Leishmaniasis is a vector-borne parasitic disease caused by Leishmania species. There are 3 main forms of leishmaniases: cutaneous, mucocutaneous, and visceral [68]. Persistent irregular fever and splenomegaly are characteristic findings for visceral leishmaniasis. Besides, lymphadenopathy, hepatomegaly, pallor, night sweats, weakness, anorexia, asthenia, cutaneous pigmentation, and weight loss may be seen. Left upper quadrant pain may be caused by massive splenomegaly [68]. Gastrointestinal hemorrhage may be encountered in leishmaniasis due to the involvement of bowels as the duodenum being the most frequently involved segment [69].

Regarding US findings in the patients, splenomegaly, lymphadenopathy, and hepatomegaly are common. Less common sonographic findings include ascites, pleural effusion, portal vein dilatation, and inferior vena cava dilatation. Increased echogenicity of the kidneys and decreased echogenicity of the pancreas may be seen very rarely [70]. On contrast-enhanced CT, hepatosplenomegaly, hypodense nodular lesions in the liver, and spleen and lymphadenopathy may be detected (Fig. 16). CT angiography may reveal intraluminal contrast extravasation in cases with gastrointestinal hemorrhage. In the differential diagnosis, lymphoma should be kept in mind due to the above-mentioned mimicking findings [71, 72]. Rarely, splenic infarction and splenic rupture may occur.

Ingestion of raw or undercooked fish or other seafood may cause a rare parasitic disease, Anisakiasis [75]. There is a controversy in previous reports about the ability of the larvae of genus Anisakis during penetration of the gastrointestinal wall. Some reports indicate that the larva can only be stuck on the gastrointestinal wall while others emphasize the penetrating ability of the parasite [75‐77]. Attachment of larvae in the gastrointestinal wall causes local tissue damage including ulceration, granulomatous inflammation, or perforation while an allergic reaction of the gastrointestinal wall or IgE-mediated systemic allergic reaction may also occur [76]. Gastric involvement forms 90–95% of cases [77]. Symptoms include abrupt onset of abdominal pain, nausea, vomiting, fever in gastric anisakiasis with additional diarrhea, peritoneal irritation, and intestinal obstruction caused by intussusception in intestinal anisakiasis [75, 77]. Diagnosis of anisakiasis with imaging findings solely is usually difficult if one neglects the history of raw or undercooked seafood consumption. US, as a frequently used imaging technique in epigastric or right upper quadrant pain, may demonstrate diffuse concentric wall thickening in gastric or intestinal walls with hypoechoic submucosal edema, irregularity of the lumen surface due to edema of the Kerckring’s folds (corn sign), and accompanying free fluid around involved segment [75].

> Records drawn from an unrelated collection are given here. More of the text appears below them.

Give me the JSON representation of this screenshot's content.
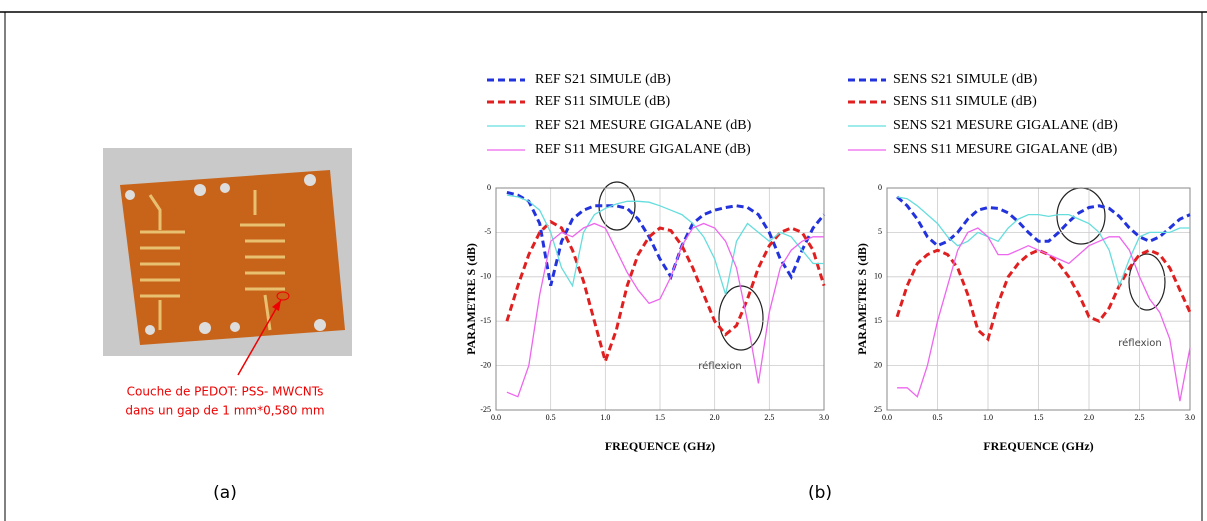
{
  "chart_data": [
    {
      "type": "line",
      "xlabel": "FREQUENCE (GHz)",
      "ylabel": "PARAMETRE S (dB)",
      "annotation": "réflexion",
      "x": [
        0.1,
        0.2,
        0.3,
        0.4,
        0.5,
        0.6,
        0.7,
        0.8,
        0.9,
        1.0,
        1.1,
        1.2,
        1.3,
        1.4,
        1.5,
        1.6,
        1.7,
        1.8,
        1.9,
        2.0,
        2.1,
        2.2,
        2.3,
        2.4,
        2.5,
        2.6,
        2.7,
        2.8,
        2.9,
        3.0
      ],
      "xlim": [
        0,
        3
      ],
      "ylim": [
        -25,
        0
      ],
      "grid": true,
      "xticks": [
        {
          "value": 0,
          "label": "0.0"
        },
        {
          "value": 0.5,
          "label": "0.5"
        },
        {
          "value": 1,
          "label": "1.0"
        },
        {
          "value": 1.5,
          "label": "1.5"
        },
        {
          "value": 2,
          "label": "2.0"
        },
        {
          "value": 2.5,
          "label": "2.5"
        },
        {
          "value": 3,
          "label": "3.0"
        }
      ],
      "yticks": [
        0,
        -5,
        -10,
        -15,
        -20,
        -25
      ],
      "series": [
        {
          "name": "REF S21 SIMULE (dB)",
          "color": "#2233dd",
          "dashed": true,
          "values": [
            -0.5,
            -0.8,
            -1.5,
            -4,
            -11,
            -6,
            -3.5,
            -2.5,
            -2,
            -2,
            -2,
            -2.3,
            -3.5,
            -5.5,
            -8,
            -10,
            -6.5,
            -4,
            -3,
            -2.5,
            -2.2,
            -2,
            -2.2,
            -3,
            -5,
            -8,
            -10,
            -7,
            -4.5,
            -3
          ]
        },
        {
          "name": "REF S11 SIMULE (dB)",
          "color": "#e02020",
          "dashed": true,
          "values": [
            -15,
            -11,
            -7.5,
            -5,
            -3.8,
            -4.5,
            -7,
            -10.5,
            -15,
            -19.5,
            -16,
            -11,
            -7.5,
            -5.5,
            -4.5,
            -4.8,
            -6.5,
            -9,
            -12,
            -15,
            -16.5,
            -15.5,
            -12.5,
            -9,
            -6.5,
            -5,
            -4.5,
            -5,
            -7,
            -11
          ]
        },
        {
          "name": "REF S21 MESURE GIGALANE (dB)",
          "color": "#66dddd",
          "dashed": false,
          "values": [
            -0.8,
            -1,
            -1.5,
            -2.5,
            -5,
            -9,
            -11,
            -5,
            -3,
            -2.3,
            -1.8,
            -1.5,
            -1.5,
            -1.6,
            -2,
            -2.5,
            -3,
            -4,
            -5.5,
            -8,
            -12,
            -6,
            -4,
            -5,
            -6,
            -5,
            -5.5,
            -7,
            -8.5,
            -8.5
          ]
        },
        {
          "name": "REF S11 MESURE GIGALANE (dB)",
          "color": "#ee66ee",
          "dashed": false,
          "values": [
            -23,
            -23.5,
            -20,
            -12,
            -6,
            -5,
            -5.5,
            -4.5,
            -4,
            -4.5,
            -7,
            -9.5,
            -11.5,
            -13,
            -12.5,
            -10,
            -6.5,
            -4.5,
            -4,
            -4.5,
            -6,
            -9,
            -15,
            -22,
            -14,
            -9,
            -7,
            -6,
            -5.5,
            -5.5
          ]
        }
      ]
    },
    {
      "type": "line",
      "xlabel": "FREQUENCE (GHz)",
      "ylabel": "PARAMETRE S (dB)",
      "annotation": "réflexion",
      "x": [
        0.1,
        0.2,
        0.3,
        0.4,
        0.5,
        0.6,
        0.7,
        0.8,
        0.9,
        1.0,
        1.1,
        1.2,
        1.3,
        1.4,
        1.5,
        1.6,
        1.7,
        1.8,
        1.9,
        2.0,
        2.1,
        2.2,
        2.3,
        2.4,
        2.5,
        2.6,
        2.7,
        2.8,
        2.9,
        3.0
      ],
      "xlim": [
        0,
        3
      ],
      "ylim": [
        -25,
        0
      ],
      "grid": true,
      "xticks": [
        {
          "value": 0,
          "label": "0.0"
        },
        {
          "value": 0.5,
          "label": "0.5"
        },
        {
          "value": 1,
          "label": "1.0"
        },
        {
          "value": 1.5,
          "label": "1.5"
        },
        {
          "value": 2,
          "label": "2.0"
        },
        {
          "value": 2.5,
          "label": "2.5"
        },
        {
          "value": 3,
          "label": "3.0"
        }
      ],
      "yticks": [
        0,
        {
          "value": -5,
          "label": "5"
        },
        {
          "value": -10,
          "label": "10"
        },
        {
          "value": -15,
          "label": "15"
        },
        {
          "value": -20,
          "label": "20"
        },
        {
          "value": -25,
          "label": "25"
        }
      ],
      "series": [
        {
          "name": "SENS S21 SIMULE (dB)",
          "color": "#2233dd",
          "dashed": true,
          "values": [
            -1,
            -2,
            -3.5,
            -5.5,
            -6.5,
            -6,
            -5,
            -3.5,
            -2.5,
            -2.2,
            -2.3,
            -2.8,
            -3.8,
            -5,
            -6,
            -6,
            -5,
            -3.8,
            -2.8,
            -2.2,
            -2,
            -2.3,
            -3.2,
            -4.5,
            -5.5,
            -6,
            -5.5,
            -4.5,
            -3.5,
            -3
          ]
        },
        {
          "name": "SENS S11 SIMULE (dB)",
          "color": "#e02020",
          "dashed": true,
          "values": [
            -14.5,
            -11,
            -8.5,
            -7.5,
            -7,
            -7.5,
            -9,
            -12,
            -16,
            -17,
            -13,
            -10,
            -8.5,
            -7.5,
            -7,
            -7.5,
            -8.5,
            -10,
            -12,
            -14.5,
            -15,
            -13.5,
            -11,
            -9,
            -7.5,
            -7,
            -7.5,
            -9,
            -11.5,
            -14
          ]
        },
        {
          "name": "SENS S21 MESURE GIGALANE (dB)",
          "color": "#66dddd",
          "dashed": false,
          "values": [
            -1,
            -1.2,
            -2,
            -3,
            -4,
            -5.5,
            -6.5,
            -6,
            -5,
            -5.5,
            -6,
            -4.5,
            -3.5,
            -3,
            -3,
            -3.2,
            -3,
            -3,
            -3.5,
            -4,
            -5,
            -7,
            -11,
            -8,
            -5.5,
            -5,
            -5,
            -5,
            -4.5,
            -4.5
          ]
        },
        {
          "name": "SENS S11 MESURE GIGALANE (dB)",
          "color": "#ee66ee",
          "dashed": false,
          "values": [
            -22.5,
            -22.5,
            -23.5,
            -20,
            -15,
            -11,
            -7,
            -5,
            -4.5,
            -5.5,
            -7.5,
            -7.5,
            -7,
            -6.5,
            -7,
            -7.5,
            -8,
            -8.5,
            -7.5,
            -6.5,
            -6,
            -5.5,
            -5.5,
            -7,
            -10,
            -12.5,
            -14,
            -17,
            -24,
            -18
          ]
        }
      ]
    }
  ],
  "photo": {
    "caption": [
      "Couche  de PEDOT: PSS- MWCNTs",
      "dans un gap de 1 mm*0,580 mm"
    ]
  },
  "panel_labels": [
    "(a)",
    "(b)"
  ]
}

The features of anisakiasis in CT imaging during gastric and intestinal involvement include gastric or intestinal wall thickening due to submucosal edema, perigastric fat stranding in gastric anisakiasis, and trace ascites. Prompt diagnosis of gastric anisakiasis can be accomplished with endoscopy followed by endoscopic removal of larvae. Management of intestinal anisakiasis depends on conservative medical treatment with antihelminthic drugs such as albendazole [77].

Dientamoeba fragilis is a protozoan parasite of the human bowel. It has been considered for years to be a nonpathogenic organism but more recent reports throughout the world show association of this parasite with gastrointestinal symptoms [86]. The most common symptoms of dientamoebiasis are diarrhea, abdominal pain, loose stools, and anorexia [87]. Acute abdominal pain is a rare symptom [73, 88]. CT may demonstrate nonspecific inflammatory changes due to involvement (Fig. 17).

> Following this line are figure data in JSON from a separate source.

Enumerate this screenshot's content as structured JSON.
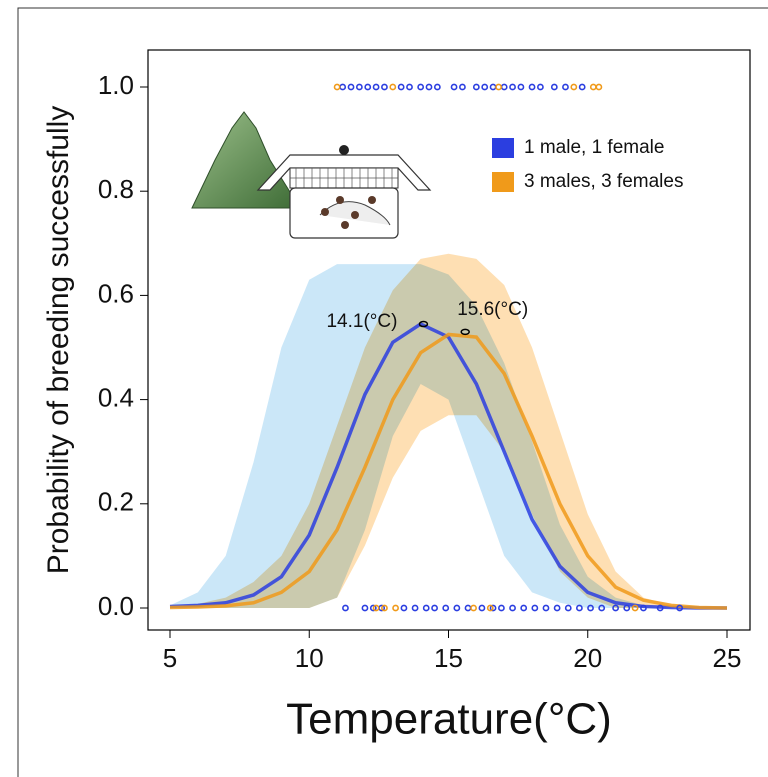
{
  "chart_data": {
    "type": "line",
    "x_label": "Temperature(°C)",
    "y_label": "Probability of breeding successfully",
    "xlim": [
      5,
      25
    ],
    "ylim": [
      0,
      1
    ],
    "xticks": [
      5,
      10,
      15,
      20,
      25
    ],
    "yticks": [
      {
        "value": 0,
        "label": "0.0"
      },
      {
        "value": 0.2,
        "label": "0.2"
      },
      {
        "value": 0.4,
        "label": "0.4"
      },
      {
        "value": 0.6,
        "label": "0.6"
      },
      {
        "value": 0.8,
        "label": "0.8"
      },
      {
        "value": 1,
        "label": "1.0"
      }
    ],
    "x": [
      5,
      6,
      7,
      8,
      9,
      10,
      11,
      12,
      13,
      14,
      15,
      16,
      17,
      18,
      19,
      20,
      21,
      22,
      23,
      24,
      25
    ],
    "legend_position": "upper right",
    "series": [
      {
        "name": "1 male, 1 female",
        "color": "#2b3ee0",
        "band_color": "#b9dff5",
        "values": [
          0.003,
          0.005,
          0.01,
          0.025,
          0.06,
          0.14,
          0.27,
          0.41,
          0.51,
          0.545,
          0.52,
          0.43,
          0.3,
          0.17,
          0.08,
          0.03,
          0.01,
          0.003,
          0.001,
          0,
          0
        ],
        "upper": [
          0.005,
          0.03,
          0.1,
          0.28,
          0.5,
          0.63,
          0.66,
          0.66,
          0.66,
          0.66,
          0.64,
          0.58,
          0.47,
          0.32,
          0.16,
          0.06,
          0.02,
          0.005,
          0,
          0,
          0
        ],
        "lower": [
          0,
          0,
          0,
          0,
          0,
          0,
          0.02,
          0.15,
          0.33,
          0.43,
          0.4,
          0.25,
          0.1,
          0.03,
          0.01,
          0,
          0,
          0,
          0,
          0,
          0
        ],
        "rug_success": [
          11.2,
          11.5,
          11.8,
          12.1,
          12.4,
          12.7,
          13.3,
          13.6,
          14.0,
          14.3,
          14.6,
          15.2,
          15.5,
          16.0,
          16.3,
          16.6,
          17.0,
          17.3,
          17.6,
          18.0,
          18.3,
          18.8,
          19.2,
          19.8
        ],
        "rug_failure": [
          11.3,
          12.0,
          12.3,
          12.6,
          13.4,
          13.8,
          14.2,
          14.5,
          14.9,
          15.3,
          15.7,
          16.2,
          16.6,
          16.9,
          17.3,
          17.7,
          18.1,
          18.5,
          18.9,
          19.3,
          19.7,
          20.1,
          20.5,
          21.0,
          21.4,
          22.0,
          22.6,
          23.3
        ]
      },
      {
        "name": "3 males, 3 females",
        "color": "#f09a1a",
        "band_color": "#fdd49a",
        "values": [
          0.001,
          0.002,
          0.004,
          0.01,
          0.03,
          0.07,
          0.15,
          0.27,
          0.4,
          0.49,
          0.525,
          0.52,
          0.45,
          0.33,
          0.2,
          0.1,
          0.04,
          0.015,
          0.005,
          0.001,
          0
        ],
        "upper": [
          0.002,
          0.008,
          0.02,
          0.05,
          0.1,
          0.2,
          0.35,
          0.5,
          0.61,
          0.67,
          0.68,
          0.67,
          0.62,
          0.5,
          0.34,
          0.18,
          0.07,
          0.02,
          0.005,
          0,
          0
        ],
        "lower": [
          0,
          0,
          0,
          0,
          0,
          0,
          0.02,
          0.12,
          0.25,
          0.34,
          0.37,
          0.37,
          0.3,
          0.18,
          0.07,
          0.02,
          0,
          0,
          0,
          0,
          0
        ],
        "rug_success": [
          11.0,
          13.0,
          16.8,
          19.5,
          20.2,
          20.4
        ],
        "rug_failure": [
          12.4,
          12.7,
          13.1,
          15.9,
          16.5,
          21.7
        ]
      }
    ],
    "annotations": [
      {
        "text": "14.1(°C)",
        "x": 14.1,
        "y": 0.545
      },
      {
        "text": "15.6(°C)",
        "x": 15.6,
        "y": 0.53
      }
    ]
  }
}
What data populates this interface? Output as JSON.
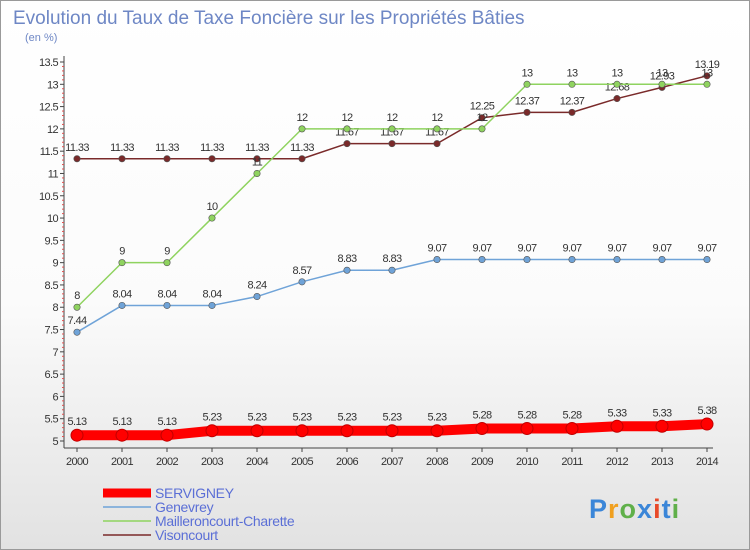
{
  "chart_data": {
    "type": "line",
    "title": "Evolution du Taux de Taxe Foncière sur les Propriétés Bâties",
    "subtitle": "(en %)",
    "x": [
      "2000",
      "2001",
      "2002",
      "2003",
      "2004",
      "2005",
      "2006",
      "2007",
      "2008",
      "2009",
      "2010",
      "2011",
      "2012",
      "2013",
      "2014"
    ],
    "ylim": [
      5,
      13.5
    ],
    "yticks": [
      "5",
      "5.5",
      "6",
      "6.5",
      "7",
      "7.5",
      "8",
      "8.5",
      "9",
      "9.5",
      "10",
      "10.5",
      "11",
      "11.5",
      "12",
      "12.5",
      "13",
      "13.5"
    ],
    "grid": false,
    "legend_position": "bottom-left",
    "series": [
      {
        "name": "SERVIGNEY",
        "color": "#ff0000",
        "values": [
          5.13,
          5.13,
          5.13,
          5.23,
          5.23,
          5.23,
          5.23,
          5.23,
          5.23,
          5.28,
          5.28,
          5.28,
          5.33,
          5.33,
          5.38
        ],
        "labels": [
          "5.13",
          "5.13",
          "5.13",
          "5.23",
          "5.23",
          "5.23",
          "5.23",
          "5.23",
          "5.23",
          "5.28",
          "5.28",
          "5.28",
          "5.33",
          "5.33",
          "5.38"
        ]
      },
      {
        "name": "Genevrey",
        "color": "#6fa3d8",
        "values": [
          7.44,
          8.04,
          8.04,
          8.04,
          8.24,
          8.57,
          8.83,
          8.83,
          9.07,
          9.07,
          9.07,
          9.07,
          9.07,
          9.07,
          9.07
        ],
        "labels": [
          "7.44",
          "8.04",
          "8.04",
          "8.04",
          "8.24",
          "8.57",
          "8.83",
          "8.83",
          "9.07",
          "9.07",
          "9.07",
          "9.07",
          "9.07",
          "9.07",
          "9.07"
        ]
      },
      {
        "name": "Mailleroncourt-Charette",
        "color": "#8fd35f",
        "values": [
          8,
          9,
          9,
          10,
          11,
          12,
          12,
          12,
          12,
          12,
          13,
          13,
          13,
          13,
          13
        ],
        "labels": [
          "8",
          "9",
          "9",
          "10",
          "11",
          "12",
          "12",
          "12",
          "12",
          "12",
          "13",
          "13",
          "13",
          "13",
          "13"
        ]
      },
      {
        "name": "Visoncourt",
        "color": "#7a2a2a",
        "values": [
          11.33,
          11.33,
          11.33,
          11.33,
          11.33,
          11.33,
          11.67,
          11.67,
          11.67,
          12.25,
          12.37,
          12.37,
          12.68,
          12.93,
          13.19
        ],
        "labels": [
          "11.33",
          "11.33",
          "11.33",
          "11.33",
          "11.33",
          "11.33",
          "11.67",
          "11.67",
          "11.67",
          "12.25",
          "12.37",
          "12.37",
          "12.68",
          "12.93",
          "13.19"
        ]
      }
    ]
  },
  "logo": {
    "text": "Proxiti",
    "colors": [
      "#3b86d8",
      "#f0a020",
      "#60b04a",
      "#3b86d8",
      "#e84a2a",
      "#3b86d8",
      "#60b04a"
    ]
  }
}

Acute abdominal pain may be seen in parasitic diseases. The diagnosis can be delayed because of the similar clinical signs encountered in other frequently seen causes of acute abdomen. Therefore, parasitic infections should be included in the differential diagnosis of acute abdominal pain particularly in patients from known endemic areas. Awareness of imaging findings in abdominal parasitic involvement is triggering to raise the suspicion for parasitic disease as a cause of acute abdominal pain.